The referendum campaign quickly became a mudslinging exercise. A February 15th survey reported in the Cochabamba newspaper Los Tiempos revealed that only a minority of voters were concerned about the impact of amending the constitution to extend term limits.
"I'm voting 'No' because there is too much corruption in this government", explained La Paz taxi driver Julio Ramos, "and drug trafficking just keeps getting worse." In fact, Bolivia's corruption ratings according to Transparency International have improved significantly under Morales, and his government is credited with repeatedly pursuing the corrupt within its own ranks.

As for drugs, country-wide dispersion of cocaine paste production has alarmed the public, even though little cocaine or paste is consumed in-country. Bolivia is now the major transit country for cocaine and paste from Peru, the world's largest producer to Brazil, the world's second largest consumer.
The highly-emotional referendum campaign sharply divided the country. Kathryn Ledebur of the Bolivia-based advocacy group, the Andean Information Network, worries, "A debate over the values and structure of Bolivian democracy was stunningly absent. Much of the opposition campaign was based on rumors, innuendo, and at times grossly distorted information."
Considerable press attention focused corruption allegations. Two weeks before the vote, the opposition-linked political commentator, Carlos Valverde, accused the President of influence peddling to benefit a former girlfriend.
The campaign was marred by a violent confrontation four days before the vote. Six people died when they were trapped inside at El Alto's City Hall by protestors. Each side in the referendum campaign immediately blamed the other well before the facts were in.
A strong economy and unprecedented state investments had virtually assured a Morales victory in the 2014 presidential election, which he won by 61%. Six months later however, his party lost control over several seats in regional elections. While heralded as the beginning of MAS's downfall, the outcome also revealed a robust democratic process as voters who supported the MAS nationally rejected incompetent or corrupt local MAS candidates. Last September, voters also jettisoned MAS-supported departmental and local autonomy statutes.
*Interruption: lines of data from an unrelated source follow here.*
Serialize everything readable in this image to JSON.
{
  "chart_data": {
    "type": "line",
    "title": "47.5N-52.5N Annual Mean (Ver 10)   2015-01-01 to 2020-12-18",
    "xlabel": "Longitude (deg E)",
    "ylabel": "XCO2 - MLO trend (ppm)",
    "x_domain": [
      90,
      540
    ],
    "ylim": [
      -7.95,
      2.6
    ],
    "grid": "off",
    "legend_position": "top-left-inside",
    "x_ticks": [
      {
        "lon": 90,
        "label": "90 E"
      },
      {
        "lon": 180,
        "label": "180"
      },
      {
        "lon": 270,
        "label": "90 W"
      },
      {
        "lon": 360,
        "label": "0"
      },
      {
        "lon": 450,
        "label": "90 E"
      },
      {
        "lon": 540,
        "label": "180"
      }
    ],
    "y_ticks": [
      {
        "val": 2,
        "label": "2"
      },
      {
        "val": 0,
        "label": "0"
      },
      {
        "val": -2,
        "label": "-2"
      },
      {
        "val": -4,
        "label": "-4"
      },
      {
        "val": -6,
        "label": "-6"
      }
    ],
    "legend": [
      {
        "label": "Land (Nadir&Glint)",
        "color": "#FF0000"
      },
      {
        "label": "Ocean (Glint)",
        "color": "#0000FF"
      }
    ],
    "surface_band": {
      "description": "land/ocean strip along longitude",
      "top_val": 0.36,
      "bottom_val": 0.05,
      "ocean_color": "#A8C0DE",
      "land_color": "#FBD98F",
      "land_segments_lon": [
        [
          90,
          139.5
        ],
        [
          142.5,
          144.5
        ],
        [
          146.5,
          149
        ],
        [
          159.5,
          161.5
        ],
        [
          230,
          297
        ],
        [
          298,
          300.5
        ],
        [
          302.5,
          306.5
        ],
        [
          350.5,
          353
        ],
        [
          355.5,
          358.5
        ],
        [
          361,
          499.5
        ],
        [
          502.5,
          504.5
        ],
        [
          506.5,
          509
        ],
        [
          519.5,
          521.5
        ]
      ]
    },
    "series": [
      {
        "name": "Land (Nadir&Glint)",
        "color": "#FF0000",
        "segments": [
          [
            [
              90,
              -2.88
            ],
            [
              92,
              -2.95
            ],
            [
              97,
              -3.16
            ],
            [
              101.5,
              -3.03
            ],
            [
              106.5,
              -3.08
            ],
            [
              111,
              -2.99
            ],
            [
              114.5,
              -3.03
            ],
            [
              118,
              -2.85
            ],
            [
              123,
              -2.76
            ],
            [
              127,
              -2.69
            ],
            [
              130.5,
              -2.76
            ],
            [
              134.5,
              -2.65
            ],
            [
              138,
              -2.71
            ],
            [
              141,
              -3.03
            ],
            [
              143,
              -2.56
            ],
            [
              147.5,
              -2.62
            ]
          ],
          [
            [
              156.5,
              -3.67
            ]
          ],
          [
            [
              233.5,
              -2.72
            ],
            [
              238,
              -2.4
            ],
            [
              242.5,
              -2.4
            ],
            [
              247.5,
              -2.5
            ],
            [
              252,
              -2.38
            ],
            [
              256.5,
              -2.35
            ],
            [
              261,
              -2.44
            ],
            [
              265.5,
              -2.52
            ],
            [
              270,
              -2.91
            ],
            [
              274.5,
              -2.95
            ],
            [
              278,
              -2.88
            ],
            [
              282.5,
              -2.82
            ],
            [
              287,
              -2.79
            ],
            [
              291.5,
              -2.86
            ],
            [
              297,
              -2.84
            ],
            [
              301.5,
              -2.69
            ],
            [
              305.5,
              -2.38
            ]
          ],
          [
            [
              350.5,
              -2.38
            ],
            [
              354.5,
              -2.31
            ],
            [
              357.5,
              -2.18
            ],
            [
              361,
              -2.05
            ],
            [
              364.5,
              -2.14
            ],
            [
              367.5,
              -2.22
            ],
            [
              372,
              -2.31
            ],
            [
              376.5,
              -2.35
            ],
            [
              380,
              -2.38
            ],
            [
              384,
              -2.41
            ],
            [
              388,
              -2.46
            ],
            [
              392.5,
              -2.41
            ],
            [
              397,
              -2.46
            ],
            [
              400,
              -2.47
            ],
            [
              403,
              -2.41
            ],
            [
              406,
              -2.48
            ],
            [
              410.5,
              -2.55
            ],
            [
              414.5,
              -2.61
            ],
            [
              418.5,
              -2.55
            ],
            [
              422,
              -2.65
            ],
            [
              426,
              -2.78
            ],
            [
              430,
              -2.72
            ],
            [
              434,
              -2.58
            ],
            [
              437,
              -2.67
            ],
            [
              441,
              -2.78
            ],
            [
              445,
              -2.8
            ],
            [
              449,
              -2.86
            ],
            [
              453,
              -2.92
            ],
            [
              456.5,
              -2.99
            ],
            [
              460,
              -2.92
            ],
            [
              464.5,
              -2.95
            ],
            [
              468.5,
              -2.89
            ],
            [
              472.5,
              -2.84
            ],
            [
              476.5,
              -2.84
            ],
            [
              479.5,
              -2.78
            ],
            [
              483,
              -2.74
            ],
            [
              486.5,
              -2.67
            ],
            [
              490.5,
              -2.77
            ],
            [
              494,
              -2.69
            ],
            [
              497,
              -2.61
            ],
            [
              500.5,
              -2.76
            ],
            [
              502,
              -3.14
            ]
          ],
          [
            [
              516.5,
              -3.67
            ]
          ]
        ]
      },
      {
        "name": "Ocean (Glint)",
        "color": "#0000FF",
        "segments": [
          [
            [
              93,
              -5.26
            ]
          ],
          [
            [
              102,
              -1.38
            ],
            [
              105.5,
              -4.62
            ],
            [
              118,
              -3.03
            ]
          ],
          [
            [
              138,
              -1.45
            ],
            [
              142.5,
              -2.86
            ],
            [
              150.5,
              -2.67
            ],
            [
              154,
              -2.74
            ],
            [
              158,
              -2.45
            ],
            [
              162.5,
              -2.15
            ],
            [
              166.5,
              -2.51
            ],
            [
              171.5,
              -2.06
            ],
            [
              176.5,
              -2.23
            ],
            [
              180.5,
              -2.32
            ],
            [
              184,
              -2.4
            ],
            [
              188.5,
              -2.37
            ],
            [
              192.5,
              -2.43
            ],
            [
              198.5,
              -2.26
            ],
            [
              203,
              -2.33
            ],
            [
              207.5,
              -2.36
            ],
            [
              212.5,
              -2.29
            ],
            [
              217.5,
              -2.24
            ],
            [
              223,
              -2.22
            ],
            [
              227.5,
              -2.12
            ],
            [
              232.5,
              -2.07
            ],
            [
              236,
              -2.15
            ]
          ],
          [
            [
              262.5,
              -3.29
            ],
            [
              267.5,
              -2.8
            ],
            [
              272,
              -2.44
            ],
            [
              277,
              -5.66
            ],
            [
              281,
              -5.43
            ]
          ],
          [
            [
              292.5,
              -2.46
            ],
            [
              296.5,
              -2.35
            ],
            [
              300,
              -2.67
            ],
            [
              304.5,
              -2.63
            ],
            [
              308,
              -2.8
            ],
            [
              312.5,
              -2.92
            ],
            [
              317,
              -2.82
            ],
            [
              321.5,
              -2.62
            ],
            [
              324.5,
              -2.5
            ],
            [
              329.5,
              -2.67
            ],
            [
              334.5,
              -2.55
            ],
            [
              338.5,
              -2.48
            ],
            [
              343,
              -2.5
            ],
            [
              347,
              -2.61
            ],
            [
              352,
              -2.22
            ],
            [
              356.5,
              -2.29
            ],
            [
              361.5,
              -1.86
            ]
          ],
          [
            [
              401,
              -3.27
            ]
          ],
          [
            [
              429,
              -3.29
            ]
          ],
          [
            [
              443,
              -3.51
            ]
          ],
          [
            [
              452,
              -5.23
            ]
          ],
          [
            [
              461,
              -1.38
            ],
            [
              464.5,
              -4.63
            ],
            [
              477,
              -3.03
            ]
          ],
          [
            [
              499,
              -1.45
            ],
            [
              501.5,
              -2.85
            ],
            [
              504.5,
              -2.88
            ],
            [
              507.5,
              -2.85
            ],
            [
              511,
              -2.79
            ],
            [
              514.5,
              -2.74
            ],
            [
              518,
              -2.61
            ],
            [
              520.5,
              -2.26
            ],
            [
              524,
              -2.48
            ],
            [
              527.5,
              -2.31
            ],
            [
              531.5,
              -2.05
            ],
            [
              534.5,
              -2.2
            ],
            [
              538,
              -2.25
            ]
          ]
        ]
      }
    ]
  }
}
In the past year, leftwing governments in Venezuela, Argentina and Brazil have stumbled because of plunging commodity prices and corruption scandals. But Morales has stayed immensely popular despite expectations that natural gas revenues will fall by a third this year. The government holds among the highest financial reserves per capita in South America which softens the blow, and the IMF predicts Bolivia will have the highest growth rate in the region in 2016.
In rural areas which share Morales's indigenous heritage, his government has made unparalleled investments in schools, medical centers and roads. According to the World Bank, extreme poverty has fallen by half during his time in office. Edgar Quispe, a MAS party member from rural Santa Cruz, believes that the "If the rightwing wins the 2019 election, everyone will see how poorly they treat people in the countryside, and Morales will be re-elected no problem."
Bolivia's referendum mirrors a push by current Latin American governments, particularly those on the left, to end the term limits originally adopted as a bulwark against military takeovers. Nicaragua and Venezuela have dispensed with them, while in Ecuador, the national assembly passed a constitutional amendment last December to permit President Rafael Correa to run indefinitely once he sits out a term.
Evo told the press February 24th after the vote count was confirmed that the results would be respected. "We have lost a battle but not the war. We will not give up; we will continue the struggle for the poor and future generations with more experience and even more commitment," he said.